Throughout his life, Breisky had been suffering from poor eyesight. His far-sightedness and astigmatism had already been bad enough to get him declared permanently unfit for military service in 1894, and they had been worsening since.
On 18 February 1931, Breisky tendered his retirement. His request was granted on 1 October.

Breisky spent his final years in Klosterneuburg, where he lived with his wife; he had married Rosa Kowarik, his long-time housekeeper, in 1927. Breisky does not appear to have kept in touch with former colleagues or political collaborators, but he was active in the Pan-Europe Movement and held honorary positions in a number of charities and hobbyists' clubs. He was the honorary president of the Viennese Animal Welfare Association (Wiener Tierschutzverein) and an honorary member of the local numismatic society. Breisky spent most of his time in his sprawling library, reading with a magnifying glass. He tried to prevent his eye problem from getting worse by self-medicating by consuming massive amounts of carrots and lemon juice.

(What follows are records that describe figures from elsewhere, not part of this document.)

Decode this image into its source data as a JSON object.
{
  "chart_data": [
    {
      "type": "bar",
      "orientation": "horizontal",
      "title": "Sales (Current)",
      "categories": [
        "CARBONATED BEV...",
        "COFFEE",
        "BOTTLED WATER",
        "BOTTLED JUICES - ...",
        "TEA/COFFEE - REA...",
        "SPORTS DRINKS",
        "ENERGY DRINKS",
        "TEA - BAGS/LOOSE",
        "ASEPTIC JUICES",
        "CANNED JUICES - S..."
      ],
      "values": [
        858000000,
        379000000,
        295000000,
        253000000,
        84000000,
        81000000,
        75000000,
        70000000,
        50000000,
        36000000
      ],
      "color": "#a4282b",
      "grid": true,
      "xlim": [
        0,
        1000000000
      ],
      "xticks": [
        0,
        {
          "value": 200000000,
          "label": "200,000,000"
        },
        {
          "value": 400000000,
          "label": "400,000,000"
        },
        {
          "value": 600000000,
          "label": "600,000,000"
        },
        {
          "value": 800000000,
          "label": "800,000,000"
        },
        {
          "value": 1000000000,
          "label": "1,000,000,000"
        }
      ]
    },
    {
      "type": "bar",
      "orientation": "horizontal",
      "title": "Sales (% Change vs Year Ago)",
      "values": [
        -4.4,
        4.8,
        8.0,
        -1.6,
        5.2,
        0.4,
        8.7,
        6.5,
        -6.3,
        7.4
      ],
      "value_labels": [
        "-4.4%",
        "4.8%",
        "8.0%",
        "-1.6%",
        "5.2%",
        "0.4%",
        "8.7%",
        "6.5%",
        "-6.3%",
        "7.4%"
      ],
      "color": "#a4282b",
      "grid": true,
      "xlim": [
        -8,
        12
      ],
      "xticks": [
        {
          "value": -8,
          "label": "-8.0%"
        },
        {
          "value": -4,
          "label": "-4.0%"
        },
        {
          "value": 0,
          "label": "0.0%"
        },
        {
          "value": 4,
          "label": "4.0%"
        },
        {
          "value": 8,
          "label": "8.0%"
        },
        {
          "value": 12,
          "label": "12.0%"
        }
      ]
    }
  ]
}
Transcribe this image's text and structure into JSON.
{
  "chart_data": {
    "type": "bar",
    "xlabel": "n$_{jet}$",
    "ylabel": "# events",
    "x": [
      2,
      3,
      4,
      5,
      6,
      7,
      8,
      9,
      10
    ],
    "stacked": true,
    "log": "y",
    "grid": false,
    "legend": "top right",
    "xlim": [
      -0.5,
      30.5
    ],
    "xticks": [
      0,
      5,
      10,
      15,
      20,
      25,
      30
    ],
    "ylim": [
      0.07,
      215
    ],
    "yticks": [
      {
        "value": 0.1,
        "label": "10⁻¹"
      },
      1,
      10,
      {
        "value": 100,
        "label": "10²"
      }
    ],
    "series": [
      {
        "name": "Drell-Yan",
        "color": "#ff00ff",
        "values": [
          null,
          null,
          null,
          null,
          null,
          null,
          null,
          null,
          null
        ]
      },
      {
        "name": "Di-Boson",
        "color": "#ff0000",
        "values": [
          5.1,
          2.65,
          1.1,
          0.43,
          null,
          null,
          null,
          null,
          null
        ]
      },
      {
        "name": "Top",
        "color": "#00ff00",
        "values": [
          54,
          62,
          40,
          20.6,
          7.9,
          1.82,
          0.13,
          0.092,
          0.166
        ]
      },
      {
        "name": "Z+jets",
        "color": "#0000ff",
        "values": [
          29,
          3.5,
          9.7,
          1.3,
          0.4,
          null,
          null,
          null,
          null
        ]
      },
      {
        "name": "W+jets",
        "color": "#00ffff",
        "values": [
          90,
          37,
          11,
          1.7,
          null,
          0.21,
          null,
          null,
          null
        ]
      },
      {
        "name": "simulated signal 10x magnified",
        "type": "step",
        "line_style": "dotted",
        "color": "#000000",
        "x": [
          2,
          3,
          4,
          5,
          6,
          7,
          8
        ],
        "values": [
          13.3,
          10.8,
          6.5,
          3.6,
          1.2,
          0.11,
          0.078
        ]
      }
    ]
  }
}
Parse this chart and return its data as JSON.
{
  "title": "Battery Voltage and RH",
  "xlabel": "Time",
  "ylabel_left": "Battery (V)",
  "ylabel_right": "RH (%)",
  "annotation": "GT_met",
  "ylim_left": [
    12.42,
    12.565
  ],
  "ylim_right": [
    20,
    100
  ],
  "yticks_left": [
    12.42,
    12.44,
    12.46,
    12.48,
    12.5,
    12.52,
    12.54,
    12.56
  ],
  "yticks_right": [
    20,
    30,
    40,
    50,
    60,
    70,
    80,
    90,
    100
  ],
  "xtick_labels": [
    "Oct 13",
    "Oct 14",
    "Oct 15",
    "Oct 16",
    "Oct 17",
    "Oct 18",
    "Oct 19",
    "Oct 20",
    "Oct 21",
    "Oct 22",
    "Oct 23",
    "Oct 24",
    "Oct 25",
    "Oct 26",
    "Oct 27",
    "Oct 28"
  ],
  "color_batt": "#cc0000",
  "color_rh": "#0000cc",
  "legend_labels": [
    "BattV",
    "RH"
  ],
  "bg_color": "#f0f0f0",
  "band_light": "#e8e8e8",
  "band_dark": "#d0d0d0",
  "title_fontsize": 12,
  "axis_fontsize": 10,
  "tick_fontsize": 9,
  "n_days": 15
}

There is evidence that Breisky felt disheartened by the political developments he witnessed during his sunset days. He expressed no support either for the Austrofascist takeover in 1934 or for the Nazi takeover in 1938. He withdrew further from public life after the Nazi Party came to power in Austria, resigning even his nominal membership in the International Statistical Institute.
After the death of his wife on 17 November 1943, Breisky hired a nurse to take care of him.
In September 1944, apparently reported to the authorities by his nurse, he was arrested by the Gestapo for listening to the BBC, a so-called Feindsender.
On 25 September, shortly after his release from Nazi custody, Breisky committed suicide.